Title: Up In Flames
Artist: Caribou (under his discontinued Manitoba moniker)
Length: 39:02 (10 tracks)
Label: The Leaf Label
Year: 2003
Over the past two decades1, Dan Snaith has consistently produced great music across different genres and projects. It was hard to pick which Caribou album would make the list2, and that’s before you get into his dance music project, Daphni3. Up In Flames earns the spot because it meets the ideal Trash Draft album length4 and displays his work’s creativity, songwriting, and rhythmic chops.
I hate being this guy in 2024, but this really is a headphone record. There’s a lot going on in every song. There are swells of breakbeats, deep friend saxophone solos, 60s AM pop interludes, vocal glitches, and the squeaks of guitar strings often compounded within the same 45 seconds of a song. Each song is a mosaic of bric-a-brac, found items fractured and recontextualized into a larger whole. Like Trash Draft favorite The Avalanches, you can lose hours tracking samples and referring to the source material from Caribou songs.
The audio tchotchke maximalism could get grating, but Snaith displays a masterful sense of when to layer in the busier aspects of the music and when to let the song breathe. On “Hendrix with Ko” (co-written with frequent collaborator Koushik5) , Snaith rides breakbeats and snare shuffles into jetstream grooves and then drops the throttle to let the song glide back to earth.
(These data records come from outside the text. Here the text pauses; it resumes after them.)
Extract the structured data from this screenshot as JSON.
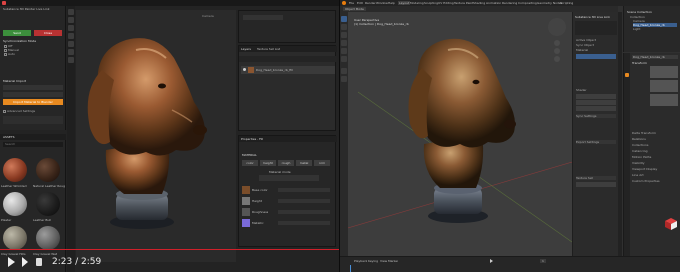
{
  "left_panel": {
    "title": "Substance 3D Painter Live Link",
    "send_label": "Send",
    "close_label": "Close",
    "section_sync_mode": "Synchronization Mode",
    "sync_options": [
      "Off",
      "Manual",
      "Auto"
    ],
    "section_import": "Material Import",
    "import_button": "Import Material to Blender",
    "section_advanced": "Advanced Settings"
  },
  "assets_panel": {
    "tab_label": "ASSETS",
    "search_placeholder": "Search",
    "materials": [
      {
        "name": "Leather Wrinkled"
      },
      {
        "name": "Natural Leather Rough"
      },
      {
        "name": "Plaster"
      },
      {
        "name": "Leather Bull"
      },
      {
        "name": "Clay Gravel Hills"
      },
      {
        "name": "Clay Gravel Wet"
      }
    ]
  },
  "viewport_left": {
    "label": "Camera",
    "video_time": "2:23 / 2:59"
  },
  "layers_panel": {
    "tab_layers": "Layers",
    "tab_texture_set": "Texture Set List",
    "layer_name": "Dog_Head_bronze_rb_fill"
  },
  "properties_panel": {
    "title": "Properties - Fill",
    "section": "MATERIAL",
    "mode_label": "Material mode",
    "channels": [
      "color",
      "height",
      "rough",
      "metal",
      "nrm"
    ],
    "channel_items": [
      {
        "name": "Base color"
      },
      {
        "name": "Height"
      },
      {
        "name": "Roughness"
      },
      {
        "name": "Metallic"
      }
    ]
  },
  "blender_topbar": {
    "menus": [
      "File",
      "Edit",
      "Render",
      "Window",
      "Help"
    ],
    "workspaces": [
      "Layout",
      "Modeling",
      "Sculpting",
      "UV Editing",
      "Texture Paint",
      "Shading",
      "Animation",
      "Rendering",
      "Compositing",
      "Geometry Nodes",
      "Scripting"
    ]
  },
  "blender_viewport": {
    "mode": "Object Mode",
    "info_line1": "User Perspective",
    "info_line2": "(1) Collection | Dog_Head_bronze_rb"
  },
  "npanel": {
    "title": "Substance 3D Live Link",
    "rows": [
      "Active Object",
      "Sync Object",
      "Material",
      "Shader",
      "Sync Settings",
      "Export Settings",
      "Texture Set"
    ]
  },
  "outliner": {
    "title": "Scene Collection",
    "items": [
      "Collection",
      "Camera",
      "Dog_Head_bronze_rb",
      "Light"
    ]
  },
  "blender_properties": {
    "object_name": "Dog_Head_bronze_rb",
    "sections": [
      "Transform",
      "Delta Transform",
      "Relations",
      "Collections",
      "Instancing",
      "Motion Paths",
      "Visibility",
      "Viewport Display",
      "Line Art",
      "Custom Properties"
    ]
  },
  "timeline": {
    "labels": [
      "Playback",
      "Keying",
      "View",
      "Marker"
    ],
    "frame": "1"
  },
  "colors": {
    "accent_orange": "#e88a20",
    "send_green": "#3c8f3c",
    "close_red": "#b83232",
    "progress_red": "#d0202a",
    "blender_selected": "#3a5f8f"
  }
}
On “Bijoux,” you can feel Snaith shoveling more coal into the furnace as the skittering chimes are layered with drums, keys, horns, and vocal lines, and just as the song is about to boil over, a steam valve is released, and the track melds together. This alchemy is a hallmark of his work as a DJ and dance musician; he has a great sense of when to heighten suspense, sustain a groove, and use the kinetic energy of a song to bring all the elements together at the right time.
Sometimes I like to tie a bow on these with insight into how these albums played into my life, or some larger theme related to the work. Not here! This is just a really nice album, and you should listen to it.
One for the Road
Dan Snaith has taste. If the Caribou record isn’t your scene, but you like certain sounds from it, I recommend that you look to his public playlists for ways of finding new music. Here are some of my favorite forms of public curation that Dan does:
“The Longest Mixtape”: In 2015, Dan created a now commonplace (but felt insane in 2015) “dump” style playlist of the 1000 songs he felt defined his life. He’s moved it to Spotify, where he still adds songs as they come up. It’s about 1500 songs now, and it covers music from different continents, genres, and decades.
DJ Sets and “Track ID” playlists: Whether it’s under the Caribou or Daphni moniker, Snaith is one of my favorite DJs. I listen to their 2020 BBC Essential mix any time I need to focus for an hour or so, and after scores of relistens, it still hits the same. He also periodically updates his Spotify “track ID” playlist for the dance music he’s excited about.
Speaking of two decades, it’s felt like two decades since the last post!
Start Breaking My Heart is an underrated artifact of the electronic aspects of his sound, Andorra and The Milk of Human Kindness build on the psych-pop vein of Up In Flames, Our Love and Suddenly have some of his strongest individual songs. Too many good ones!
“Sizzling” is a good place to start.
No more than 10 tracks, no more than 45 minutes.
If you like this album's trip-hop/breakbeat “folktronica” parts, Koushik’s Out My Window is a jazzier counterpoint to Up In Flames.
You were correct. This was an ideal choice for testing new (old style, but Bluetooth) Sony headphones.